August 2004 Denver, Colorado


C. Parr Rosson, III
Flynn J. Adcock
(979) 845-3070
[email protected]
Texas A&M University
Dept. of Agricultural Economics
2124 TAMU
College Station, TX 77843-2124

TITLE:  Trade Agreement Impacts on U.S. Agriculture

ABSTRACT: During the ten years since the implementation of The North American Free Trade Agreement, U.S., Canadian, and Mexican agricultural interests have faced both new opportunities and challenges. Now, the United States has recently concluded trade agreements with Chile and Central American countries while continuing to negotiate the Free Trade Area of the Americas. Agricultrual economists from throughout North America will assess the impacts of these new trade agreements on U.S. agricultrue and share their observations in this symposium. Lessons learned from recent experiences in free trade will be highlighted, examined, and discussed, and the implications for applied research and extension education program development will be discussed.

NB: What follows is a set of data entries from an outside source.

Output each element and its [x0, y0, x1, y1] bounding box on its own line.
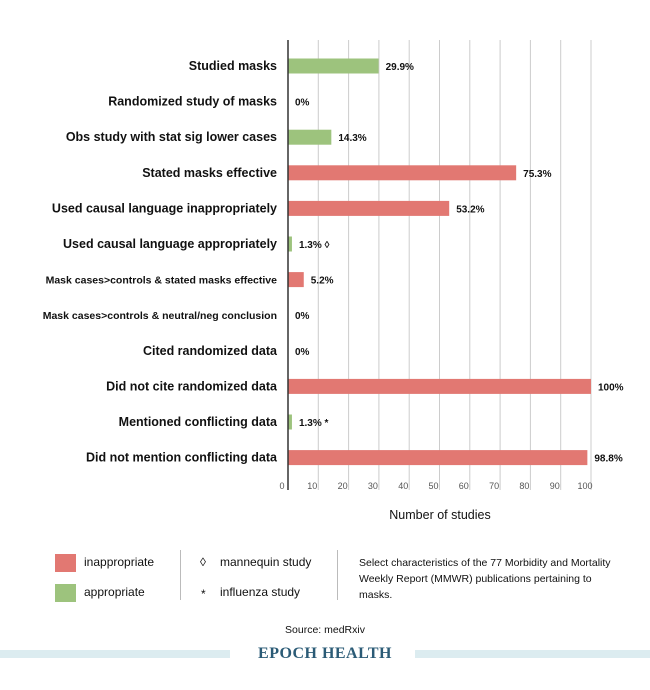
category-label: Used causal language inappropriately — [52, 201, 277, 215]
footer-rule-right — [415, 650, 650, 658]
x-tick-label: 20 — [338, 481, 348, 491]
chart-note: Select characteristics of the 77 Morbidi… — [359, 557, 611, 601]
footer-rule-left — [0, 650, 230, 658]
legend-divider — [337, 550, 338, 600]
category-label: Mask cases>controls & stated masks effec… — [46, 275, 278, 287]
legend-swatch-appropriate — [55, 584, 76, 602]
footer-brand-band: EPOCH HEALTH — [0, 645, 650, 663]
bar — [288, 58, 379, 74]
category-label: Did not cite randomized data — [106, 379, 278, 393]
bar-chart: Studied masks 29.9% Randomized study of ma… — [43, 40, 624, 522]
value-label: 100% — [598, 382, 624, 393]
legend-label-mannequin: mannequin study — [220, 555, 312, 569]
x-tick-label: 50 — [428, 481, 438, 491]
x-tick-label: 90 — [550, 481, 560, 491]
value-label: 0% — [295, 347, 310, 358]
category-label: Randomized study of masks — [108, 95, 277, 109]
value-label: 29.9% — [386, 62, 414, 73]
category-label: Mentioned conflicting data — [119, 415, 278, 429]
legend: inappropriate appropriate ◊ mannequin st… — [0, 540, 650, 620]
x-tick-label: 70 — [489, 481, 499, 491]
bar — [288, 236, 292, 252]
bar — [288, 378, 591, 394]
value-label: 14.3% — [338, 133, 366, 144]
category-label: Cited randomized data — [143, 344, 278, 358]
x-tick-label: 30 — [368, 481, 378, 491]
value-label: 1.3% ◊ — [299, 240, 330, 251]
x-tick-label: 40 — [398, 481, 408, 491]
brand-logo: EPOCH HEALTH — [258, 645, 392, 662]
legend-label-inappropriate: inappropriate — [84, 555, 155, 569]
value-label: 53.2% — [456, 204, 484, 215]
bar — [288, 450, 588, 466]
legend-influenza-symbol: * — [201, 587, 206, 601]
x-tick-label: 0 — [279, 481, 284, 491]
category-label: Mask cases>controls & neutral/neg conclu… — [43, 310, 277, 322]
x-tick-label: 10 — [307, 481, 317, 491]
source-credit: Source: medRxiv — [285, 624, 365, 636]
value-label: 75.3% — [523, 169, 551, 180]
legend-divider — [180, 550, 181, 600]
bar — [288, 165, 517, 181]
legend-label-appropriate: appropriate — [84, 585, 145, 599]
value-label: 0% — [295, 98, 310, 109]
category-label: Obs study with stat sig lower cases — [66, 130, 277, 144]
legend-mannequin-symbol: ◊ — [200, 555, 206, 569]
x-tick-label: 60 — [459, 481, 469, 491]
value-label: 5.2% — [311, 276, 334, 287]
category-label: Stated masks effective — [142, 166, 277, 180]
bar — [288, 414, 292, 430]
bar — [288, 200, 450, 216]
bar — [288, 129, 332, 145]
category-label: Studied masks — [189, 59, 277, 73]
x-tick-label: 100 — [577, 481, 592, 491]
value-label: 1.3% * — [299, 418, 329, 429]
legend-swatch-inappropriate — [55, 554, 76, 572]
category-label: Did not mention conflicting data — [86, 451, 278, 465]
x-tick-label: 80 — [519, 481, 529, 491]
value-label: 98.8% — [594, 454, 622, 465]
category-label: Used causal language appropriately — [63, 237, 277, 251]
x-axis-title: Number of studies — [389, 508, 490, 522]
value-label: 0% — [295, 311, 310, 322]
bar — [288, 272, 304, 288]
legend-label-influenza: influenza study — [220, 585, 301, 599]
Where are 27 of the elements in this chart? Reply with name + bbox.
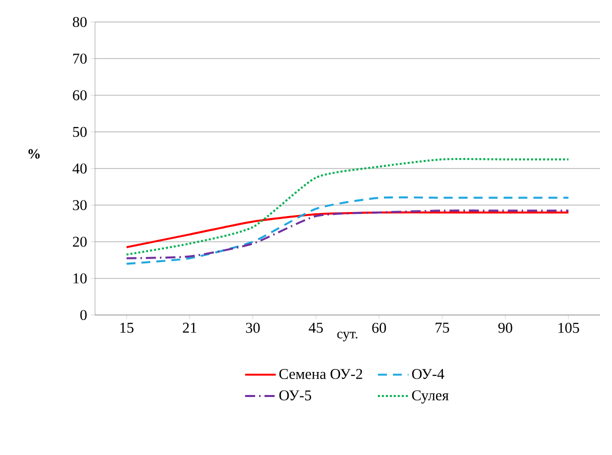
legend-label: ОУ-4 [412,368,444,380]
legend-label: ОУ-5 [279,390,312,400]
y-axis-title: % [28,149,40,159]
legend-label: Сулея [412,390,449,404]
y-tick-label: 10 [74,273,87,284]
x-tick-label: 105 [558,322,580,333]
y-tick-label: 60 [72,90,87,100]
x-tick-label: 21 [182,322,196,333]
y-tick-label: 40 [72,163,87,174]
y-tick-label: 20 [72,236,87,247]
line-series [126,158,570,256]
y-tick-label: 0 [80,310,87,320]
x-tick-label: 90 [498,322,512,333]
legend-label: Семена ОУ-2 [279,368,362,380]
y-tick-label: 80 [72,16,87,28]
x-tick-label: 45 [308,322,323,333]
y-tick-label: 50 [73,126,87,137]
y-tick-label: 70 [73,54,87,64]
x-tick-label: 60 [372,322,386,333]
line-series [126,210,570,260]
y-tick-label: 30 [73,200,87,210]
line-series [126,211,570,248]
x-axis-title: сут. [337,332,358,342]
line-series [126,196,570,265]
x-tick-label: 75 [436,322,450,333]
x-tick-label: 30 [246,322,260,333]
x-tick-label: 15 [120,322,134,333]
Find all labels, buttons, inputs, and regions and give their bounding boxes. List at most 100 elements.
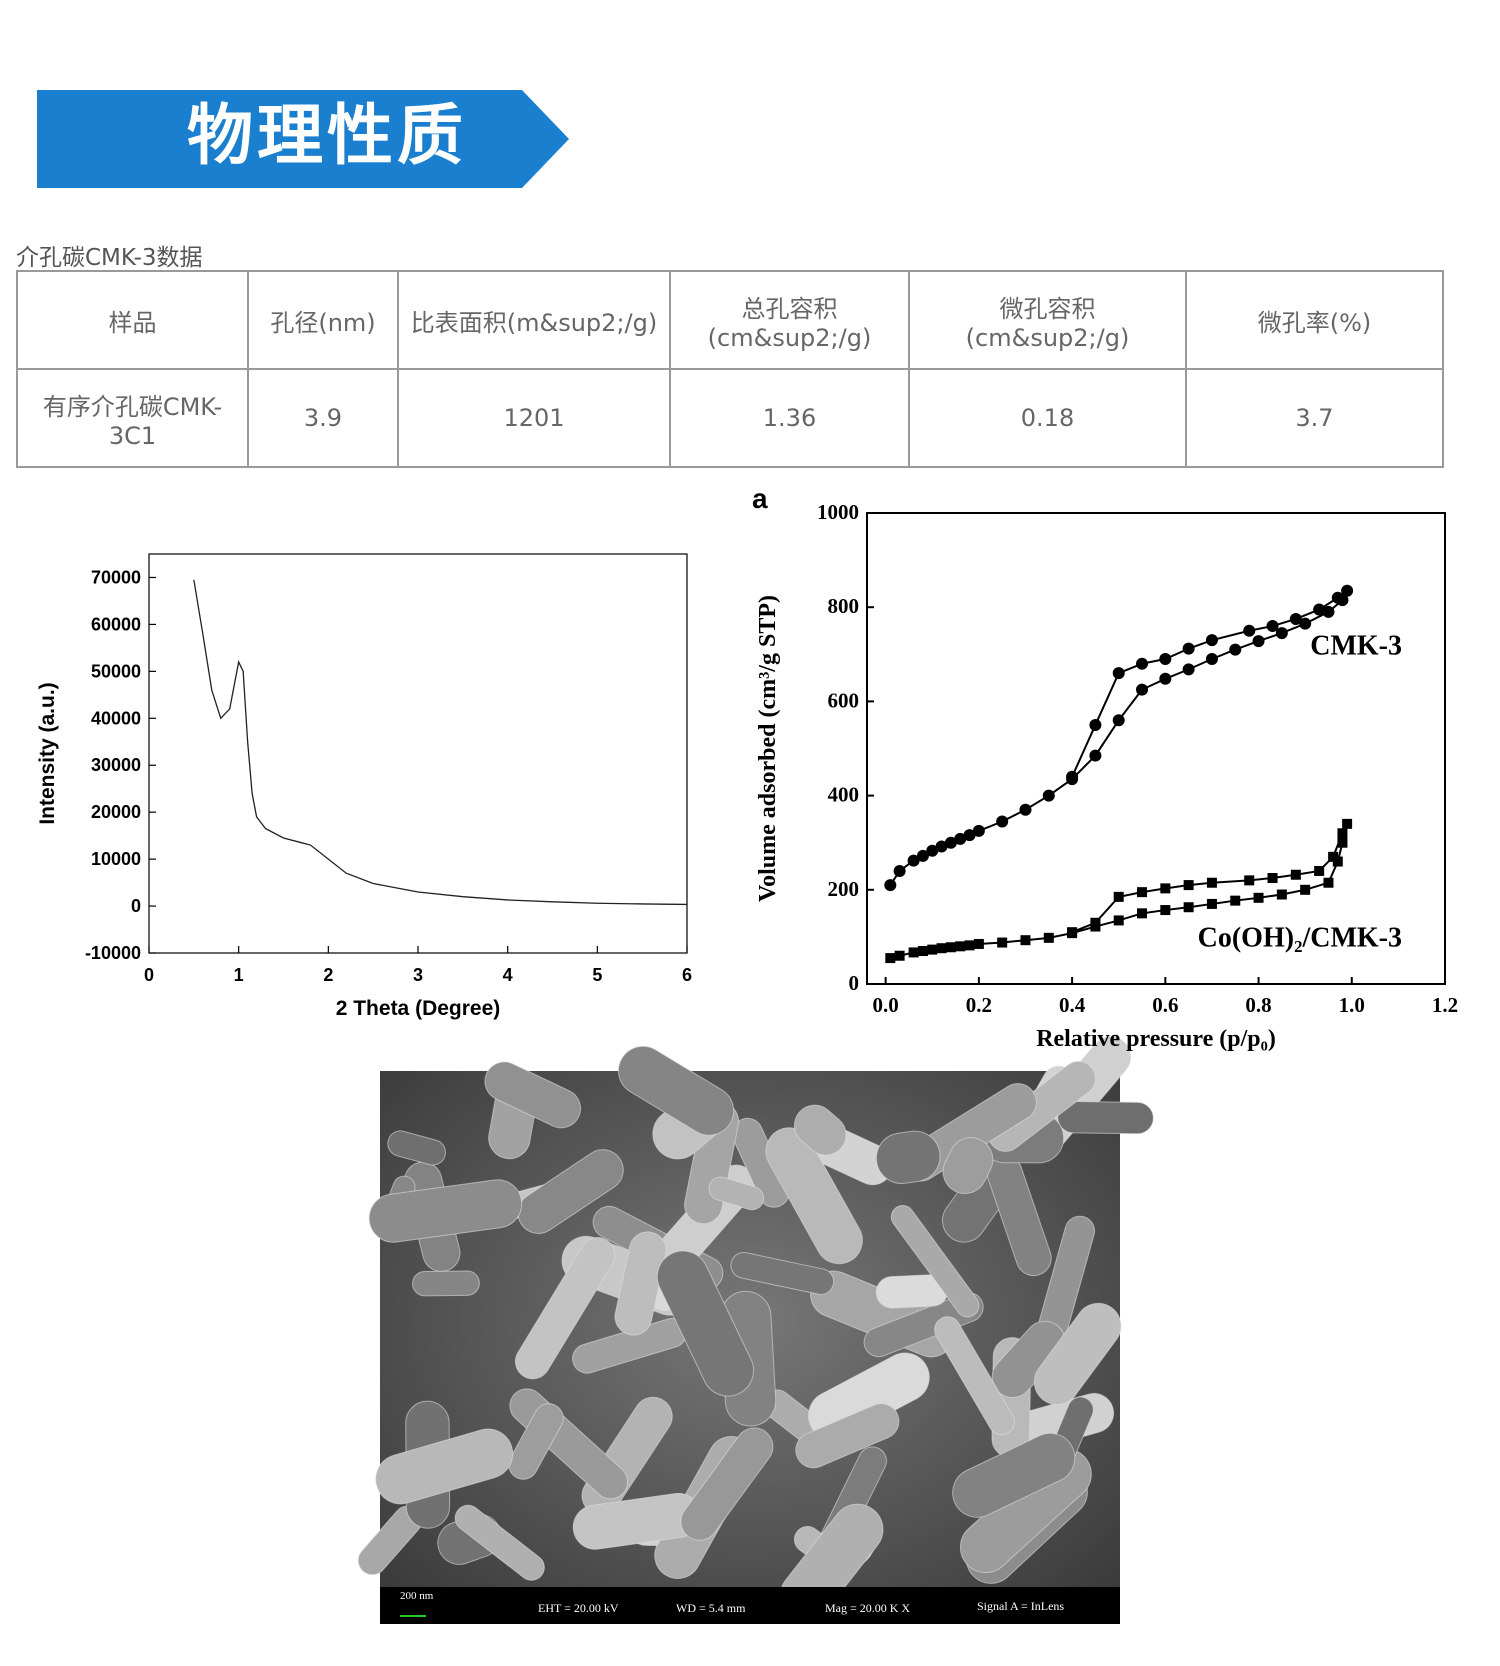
x-tick-label: 5 (592, 965, 602, 985)
data-point (916, 849, 929, 862)
data-point (1337, 837, 1348, 848)
sem-scale: 200 nm (400, 1590, 434, 1602)
sem-particle (517, 1149, 624, 1234)
sem-particle (508, 1403, 564, 1480)
data-point (1253, 892, 1264, 903)
data-point (1160, 905, 1171, 916)
data-point (1267, 873, 1278, 884)
data-point (1183, 880, 1194, 891)
y-tick-label: 40000 (91, 708, 141, 728)
data-point (997, 937, 1008, 948)
sem-particle (730, 1252, 835, 1295)
x-tick-label: 1.2 (1432, 993, 1458, 1017)
sem-particle (454, 1504, 545, 1581)
sem-particle (614, 1231, 667, 1336)
data-point (1137, 887, 1148, 898)
x-axis-label: 2 Theta (Degree) (336, 997, 501, 1020)
y-tick-label: 30000 (91, 755, 141, 775)
sem-particle (368, 1179, 523, 1243)
data-point (1043, 932, 1054, 943)
data-point (1290, 869, 1301, 880)
data-point (1159, 672, 1172, 685)
data-point (1066, 770, 1079, 783)
data-point (936, 943, 947, 954)
sem-image: 200 nm EHT = 20.00 kV WD = 5.4 mm Mag = … (357, 1036, 1154, 1624)
data-point (972, 824, 985, 837)
sem-signal: Signal A = InLens (977, 1599, 1064, 1613)
data-point (1243, 624, 1256, 637)
plot-frame (148, 553, 688, 954)
sem-particle (708, 1176, 765, 1211)
data-point (1113, 915, 1124, 926)
data-point (1113, 891, 1124, 902)
x-tick-label: 3 (413, 965, 423, 985)
y-tick-label: 200 (828, 877, 860, 901)
data-point (1341, 584, 1354, 597)
data-point (1337, 828, 1348, 839)
sem-particle (412, 1270, 480, 1297)
data-point (1205, 653, 1218, 666)
y-tick-label: 60000 (91, 614, 141, 634)
x-tick-label: 0.4 (1059, 993, 1086, 1017)
data-point (1322, 605, 1335, 618)
data-point (893, 864, 906, 877)
sem-particle (793, 1104, 847, 1156)
data-point (1112, 667, 1125, 680)
y-tick-label: 20000 (91, 802, 141, 822)
data-point (996, 815, 1009, 828)
data-point (1206, 877, 1217, 888)
data-point (926, 844, 939, 857)
data-point (964, 940, 975, 951)
sem-eht: EHT = 20.00 kV (538, 1601, 619, 1615)
x-tick-label: 1.0 (1339, 993, 1365, 1017)
y-tick-label: -10000 (85, 943, 141, 963)
table-cell: 样品 (16, 270, 249, 370)
data-point (884, 879, 897, 892)
sem-particle (875, 1130, 941, 1184)
sem-info-bar (380, 1587, 1120, 1624)
data-point (1328, 851, 1339, 862)
sem-particle (656, 1250, 755, 1397)
table-cell: 3.7 (1185, 368, 1444, 468)
data-point (917, 946, 928, 957)
x-tick-label: 1 (234, 965, 244, 985)
data-point (1229, 643, 1242, 656)
plot-frame (866, 512, 1446, 985)
x-tick-label: 0 (144, 965, 154, 985)
data-point (1244, 875, 1255, 886)
data-point (1205, 634, 1218, 647)
data-point (1230, 895, 1241, 906)
sem-particle (1033, 1302, 1122, 1405)
data-point (1067, 927, 1078, 938)
y-tick-label: 10000 (91, 849, 141, 869)
data-point (935, 840, 948, 853)
sem-particle (1057, 1100, 1154, 1135)
sem-particle (387, 1130, 446, 1166)
data-point (908, 947, 919, 958)
data-point (1183, 902, 1194, 913)
data-point (1275, 627, 1288, 640)
x-tick-label: 0.6 (1152, 993, 1178, 1017)
y-tick-label: 600 (828, 688, 860, 712)
data-point (1089, 749, 1102, 762)
sem-particle (952, 1432, 1076, 1518)
y-tick-label: 50000 (91, 661, 141, 681)
data-point (1289, 612, 1302, 625)
sem-particle (375, 1428, 514, 1505)
data-point (927, 944, 938, 955)
data-point (1159, 653, 1172, 666)
data-point (1252, 635, 1265, 648)
series-line (193, 579, 688, 906)
table-cell: 微孔容积 (cm&sup2;/g) (908, 270, 1187, 370)
table-caption: 介孔碳CMK-3数据 (16, 245, 203, 271)
data-point (1266, 620, 1279, 633)
data-point (894, 950, 905, 961)
data-point (1182, 663, 1195, 676)
data-table: 样品 孔径(nm) 比表面积(m&sup2;/g) 总孔容积 (cm&sup2;/g)… (16, 270, 1444, 468)
data-point (1137, 908, 1148, 919)
data-point (1314, 865, 1325, 876)
sem-particle (765, 1127, 863, 1265)
series-label: Co(OH)₂/CMK-3 (1198, 922, 1402, 953)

MODERATOR: Darren Hudson, Mississippi State University


Jaime Malaga, Texas Tech University, and Flynn Adcock, Texas A&M University “U.S.-Chile FTA: Opportunities, Competition, and Complementary Relationships
Parr Rosson, Texas A&M University “The Impact of CAFTA on U.S. Agriculture
Won Koo, North Dakota State University “Free Trade of the Americas and Implications for U.S. Agriculture
Lynn Kennedy, Louisiana State University “Potential Impacts on Sugar from New Trade Agreements

Respondent: Mickey Paggi, Fresno State University “Response and Lessons from NAFTA”

FORMAT:Hudson will introduce the topic and moderate the symposium. Malaga and Adcock will identify the major components of the U.S.-Chile FTA, highlight opportunities for U.S. agriculture, and discuss the nature of imports from Chile. Rosson discuss the major growth areas
and potential competition related to the CAFTA agreement. Koo will provide an overview of the current status of FTAA negotiations and examine the potential impacts of increased trade throughout the Western Hemisphere. Kennedy will focus on the impacts of the FTAA and CAFTA on the U.S. sugar industry. Paggi will briefly respond to the presentations, identify the major implications for the development of applied research and extension programs, and set the stage for continued discussion.